I’m sitting in Cairo’s most celebrated tea room, a place that has served pashas and princes, and whose reputation for sterling service is peerless. Yet my biscuit is stale and the waiter is incredulous when I ask for loose-leaf tea.
Groppi’s, on Talaat Harb Square, is a Cairo institution akin to London’s Fortnum & Mason. Older Egyptians wax lyrical about the 85-year-old pâtisserie, whose elegant tea salon was once a place of glamour, intrigue and high society. It was here that celebrities mingled with pashas, cotton magnates secured their fortunes, and Egyptian royals would pop in to pick out lacquered boxes of chocolates and marrons glacés.

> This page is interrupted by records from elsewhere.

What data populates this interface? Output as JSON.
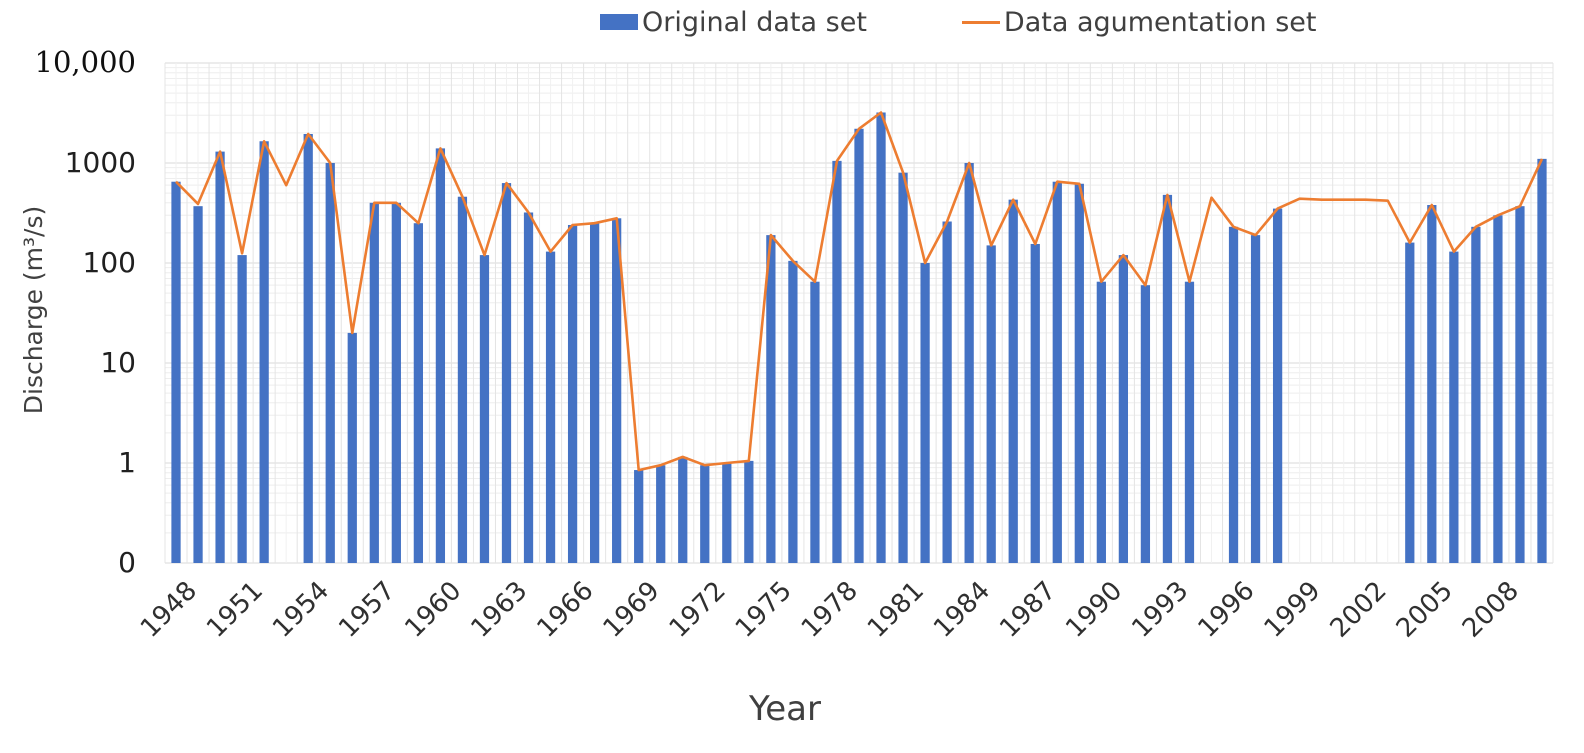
{
  "chart_data": {
    "type": "bar",
    "title": "",
    "xlabel": "Year",
    "ylabel": "Discharge  (m³/s)",
    "y_scale": "log",
    "ylim": [
      0.1,
      10000
    ],
    "yticks": [
      {
        "value": 10000,
        "label": "10,000"
      },
      {
        "value": 1000,
        "label": "1000"
      },
      {
        "value": 100,
        "label": "100"
      },
      {
        "value": 10,
        "label": "10"
      },
      {
        "value": 1,
        "label": "1"
      },
      {
        "value": 0.1,
        "label": "0"
      }
    ],
    "xticks": [
      "1948",
      "1951",
      "1954",
      "1957",
      "1960",
      "1963",
      "1966",
      "1969",
      "1972",
      "1975",
      "1978",
      "1981",
      "1984",
      "1987",
      "1990",
      "1993",
      "1996",
      "1999",
      "2002",
      "2005",
      "2008"
    ],
    "grid": true,
    "legend_position": "top",
    "colors": {
      "bars": "#4472C4",
      "line": "#ED7D31"
    },
    "categories": [
      "1948",
      "1949",
      "1950",
      "1951",
      "1952",
      "1953",
      "1954",
      "1955",
      "1956",
      "1957",
      "1958",
      "1959",
      "1960",
      "1961",
      "1962",
      "1963",
      "1964",
      "1965",
      "1966",
      "1967",
      "1968",
      "1969",
      "1970",
      "1971",
      "1972",
      "1973",
      "1974",
      "1975",
      "1976",
      "1977",
      "1978",
      "1979",
      "1980",
      "1981",
      "1982",
      "1983",
      "1984",
      "1985",
      "1986",
      "1987",
      "1988",
      "1989",
      "1990",
      "1991",
      "1992",
      "1993",
      "1994",
      "1995",
      "1996",
      "1997",
      "1998",
      "1999",
      "2000",
      "2001",
      "2002",
      "2003",
      "2004",
      "2005",
      "2006",
      "2007",
      "2008",
      "2009",
      "2010"
    ],
    "series": [
      {
        "name": "Original data set",
        "type": "bar",
        "values": [
          650,
          370,
          1300,
          120,
          1650,
          null,
          1950,
          1000,
          20,
          400,
          400,
          250,
          1400,
          460,
          120,
          630,
          320,
          130,
          240,
          250,
          280,
          0.85,
          0.95,
          1.15,
          0.95,
          1.0,
          1.05,
          190,
          105,
          65,
          1050,
          2200,
          3200,
          800,
          100,
          260,
          1000,
          150,
          430,
          155,
          650,
          620,
          65,
          120,
          60,
          480,
          65,
          null,
          230,
          190,
          350,
          null,
          null,
          null,
          null,
          null,
          160,
          380,
          130,
          230,
          300,
          370,
          1100
        ]
      },
      {
        "name": "Data agumentation set",
        "type": "line",
        "values": [
          650,
          390,
          1300,
          125,
          1650,
          600,
          1950,
          1000,
          20,
          400,
          400,
          250,
          1400,
          460,
          120,
          630,
          320,
          130,
          240,
          250,
          280,
          0.85,
          0.95,
          1.15,
          0.95,
          1.0,
          1.05,
          190,
          105,
          65,
          1050,
          2200,
          3200,
          800,
          100,
          260,
          1000,
          150,
          430,
          155,
          650,
          620,
          65,
          120,
          60,
          480,
          65,
          450,
          230,
          190,
          350,
          440,
          430,
          430,
          430,
          420,
          160,
          380,
          130,
          230,
          300,
          370,
          1100
        ]
      }
    ]
  }
}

Elegance still lingers in the ornate chandeliers and art deco mosaics, but the venerated pâtisserie is well past its sell-by date, its Swiss owners long departed. The 1952 coup that ousted King Farouk marked the end of an extravagant age and set in motion the precipitous decay of Cairo’s cosmopolitan character. Groppi’s got caught by the tide.
But step outside onto Talaat Harb Square, and for a fleeting second that glittering era doesn’t seem all that distant. The busy traffic roundabout, encircled by grand neoclassical buildings, could, with its ground-level clutter removed, pass for 1920s Paris.

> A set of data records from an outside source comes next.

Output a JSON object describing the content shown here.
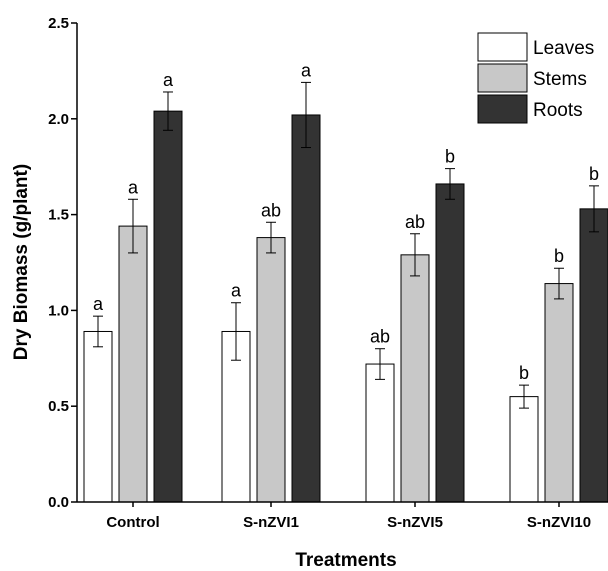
{
  "chart_data": {
    "type": "bar",
    "title": "",
    "xlabel": "Treatments",
    "ylabel": "Dry Biomass (g/plant)",
    "ylim": [
      0,
      2.5
    ],
    "yticks": [
      "0.0",
      "0.5",
      "1.0",
      "1.5",
      "2.0",
      "2.5"
    ],
    "categories": [
      "Control",
      "S-nZVI1",
      "S-nZVI5",
      "S-nZVI10"
    ],
    "legend_position": "top-right",
    "grid": false,
    "series": [
      {
        "name": "Leaves",
        "color": "#ffffff",
        "values": [
          0.89,
          0.89,
          0.72,
          0.55
        ],
        "errors": [
          0.08,
          0.15,
          0.08,
          0.06
        ],
        "labels": [
          "a",
          "a",
          "ab",
          "b"
        ]
      },
      {
        "name": "Stems",
        "color": "#c8c8c8",
        "values": [
          1.44,
          1.38,
          1.29,
          1.14
        ],
        "errors": [
          0.14,
          0.08,
          0.11,
          0.08
        ],
        "labels": [
          "a",
          "ab",
          "ab",
          "b"
        ]
      },
      {
        "name": "Roots",
        "color": "#333333",
        "values": [
          2.04,
          2.02,
          1.66,
          1.53
        ],
        "errors": [
          0.1,
          0.17,
          0.08,
          0.12
        ],
        "labels": [
          "a",
          "a",
          "b",
          "b"
        ]
      }
    ]
  }
}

The similarities should not be surprising. Ismail Pasha, Egypt’s 19th-century ruler, was captivated by the Haussmannesque boulevards, sumptuous palaces and gardens he had seen during a visit to the French capital in 1867.

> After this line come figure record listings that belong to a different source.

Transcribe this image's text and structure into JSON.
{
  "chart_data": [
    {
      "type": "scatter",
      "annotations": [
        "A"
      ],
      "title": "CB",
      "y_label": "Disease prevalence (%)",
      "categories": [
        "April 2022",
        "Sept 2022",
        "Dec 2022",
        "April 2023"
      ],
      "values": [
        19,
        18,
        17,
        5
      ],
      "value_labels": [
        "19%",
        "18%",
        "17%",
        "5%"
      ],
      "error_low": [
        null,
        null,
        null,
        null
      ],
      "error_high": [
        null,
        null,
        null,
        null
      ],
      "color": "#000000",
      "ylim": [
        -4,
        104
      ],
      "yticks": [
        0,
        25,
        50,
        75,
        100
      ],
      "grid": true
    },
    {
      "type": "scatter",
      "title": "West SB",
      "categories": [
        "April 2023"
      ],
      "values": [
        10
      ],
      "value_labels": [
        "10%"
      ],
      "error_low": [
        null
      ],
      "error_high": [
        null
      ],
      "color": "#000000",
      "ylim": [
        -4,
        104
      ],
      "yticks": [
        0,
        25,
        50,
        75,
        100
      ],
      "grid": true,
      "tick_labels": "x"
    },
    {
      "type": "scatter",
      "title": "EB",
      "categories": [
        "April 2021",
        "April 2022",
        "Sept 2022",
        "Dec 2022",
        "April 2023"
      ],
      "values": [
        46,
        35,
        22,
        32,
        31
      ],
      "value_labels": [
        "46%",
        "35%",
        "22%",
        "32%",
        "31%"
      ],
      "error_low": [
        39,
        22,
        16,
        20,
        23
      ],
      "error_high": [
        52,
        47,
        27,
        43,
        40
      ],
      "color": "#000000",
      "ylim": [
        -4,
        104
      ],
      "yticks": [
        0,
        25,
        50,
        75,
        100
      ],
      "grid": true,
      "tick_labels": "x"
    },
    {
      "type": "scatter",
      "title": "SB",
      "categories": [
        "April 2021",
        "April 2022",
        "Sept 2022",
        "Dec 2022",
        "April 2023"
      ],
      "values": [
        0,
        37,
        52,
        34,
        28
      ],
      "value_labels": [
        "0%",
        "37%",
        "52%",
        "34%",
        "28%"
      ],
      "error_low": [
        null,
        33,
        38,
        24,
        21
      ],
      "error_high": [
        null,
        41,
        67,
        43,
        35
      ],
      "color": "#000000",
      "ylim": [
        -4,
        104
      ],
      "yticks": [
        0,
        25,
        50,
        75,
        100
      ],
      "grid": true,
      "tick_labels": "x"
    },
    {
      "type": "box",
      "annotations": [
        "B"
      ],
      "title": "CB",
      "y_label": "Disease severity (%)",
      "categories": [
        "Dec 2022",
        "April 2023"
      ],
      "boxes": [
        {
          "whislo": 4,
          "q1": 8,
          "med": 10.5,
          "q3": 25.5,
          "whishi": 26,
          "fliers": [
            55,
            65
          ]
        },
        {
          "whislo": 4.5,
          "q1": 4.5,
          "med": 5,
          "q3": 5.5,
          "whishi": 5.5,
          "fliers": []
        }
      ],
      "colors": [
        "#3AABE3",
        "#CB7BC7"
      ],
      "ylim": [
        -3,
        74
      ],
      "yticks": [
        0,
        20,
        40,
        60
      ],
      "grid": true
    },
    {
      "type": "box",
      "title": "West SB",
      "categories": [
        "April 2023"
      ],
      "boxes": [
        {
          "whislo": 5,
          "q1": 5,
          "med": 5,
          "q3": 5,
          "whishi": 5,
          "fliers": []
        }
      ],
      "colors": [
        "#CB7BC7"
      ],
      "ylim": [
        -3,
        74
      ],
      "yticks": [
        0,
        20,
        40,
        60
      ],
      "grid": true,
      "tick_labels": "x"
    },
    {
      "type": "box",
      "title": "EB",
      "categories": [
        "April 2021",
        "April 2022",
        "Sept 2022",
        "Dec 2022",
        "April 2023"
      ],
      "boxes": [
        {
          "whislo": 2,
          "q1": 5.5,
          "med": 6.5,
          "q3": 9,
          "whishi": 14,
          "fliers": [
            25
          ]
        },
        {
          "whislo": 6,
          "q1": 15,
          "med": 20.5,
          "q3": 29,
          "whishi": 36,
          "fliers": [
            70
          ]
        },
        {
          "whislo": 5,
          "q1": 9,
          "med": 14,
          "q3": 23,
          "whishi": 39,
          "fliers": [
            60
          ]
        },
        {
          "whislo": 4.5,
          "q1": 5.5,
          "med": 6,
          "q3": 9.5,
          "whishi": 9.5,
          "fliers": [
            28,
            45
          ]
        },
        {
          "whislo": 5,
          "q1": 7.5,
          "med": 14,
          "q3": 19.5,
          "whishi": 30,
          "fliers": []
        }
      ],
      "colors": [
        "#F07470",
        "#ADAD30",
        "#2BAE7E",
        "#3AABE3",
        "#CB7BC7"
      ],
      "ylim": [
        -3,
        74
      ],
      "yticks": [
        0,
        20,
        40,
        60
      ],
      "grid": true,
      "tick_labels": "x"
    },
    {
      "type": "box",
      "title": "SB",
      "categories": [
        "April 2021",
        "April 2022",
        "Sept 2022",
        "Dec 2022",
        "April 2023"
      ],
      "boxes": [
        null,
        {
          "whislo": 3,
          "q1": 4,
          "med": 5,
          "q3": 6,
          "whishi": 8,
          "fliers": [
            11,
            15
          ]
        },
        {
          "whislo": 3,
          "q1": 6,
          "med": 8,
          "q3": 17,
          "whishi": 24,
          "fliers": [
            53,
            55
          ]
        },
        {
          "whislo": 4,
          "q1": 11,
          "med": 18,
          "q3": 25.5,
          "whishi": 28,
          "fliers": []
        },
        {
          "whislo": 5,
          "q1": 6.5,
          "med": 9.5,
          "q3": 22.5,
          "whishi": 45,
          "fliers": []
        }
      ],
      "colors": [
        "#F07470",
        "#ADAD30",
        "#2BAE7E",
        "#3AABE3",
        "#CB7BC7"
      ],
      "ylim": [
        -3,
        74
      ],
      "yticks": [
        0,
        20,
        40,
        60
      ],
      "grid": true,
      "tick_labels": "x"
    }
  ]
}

Flush with cotton revenues, and green with envy, he commissioned some of Europe’s finest architects to build him his very own Paris on the Nile. With no expense spared, a new quarter for Cairo was laid out with spacious plazas, radiating avenues, grand residential tenements and a 50-hectare pleasure garden.
In the end, Ismail’s ambition exceeded his financial acumen. Cotton prices collapsed, and he ran up a huge tab with a costly war in Ethiopia and the building of the Suez Canal. In the events that followed, Egypt fell under de facto British rule. After putting down a nationalist uprising in 1882, the British army marched on Cairo, where they settled in for nearly 70 years.
‘Egypt had a khedive, and even nominal independence after 1922, but everyone knew where the real power lay,’ says Magda Fahmy, a retired schoolteacher.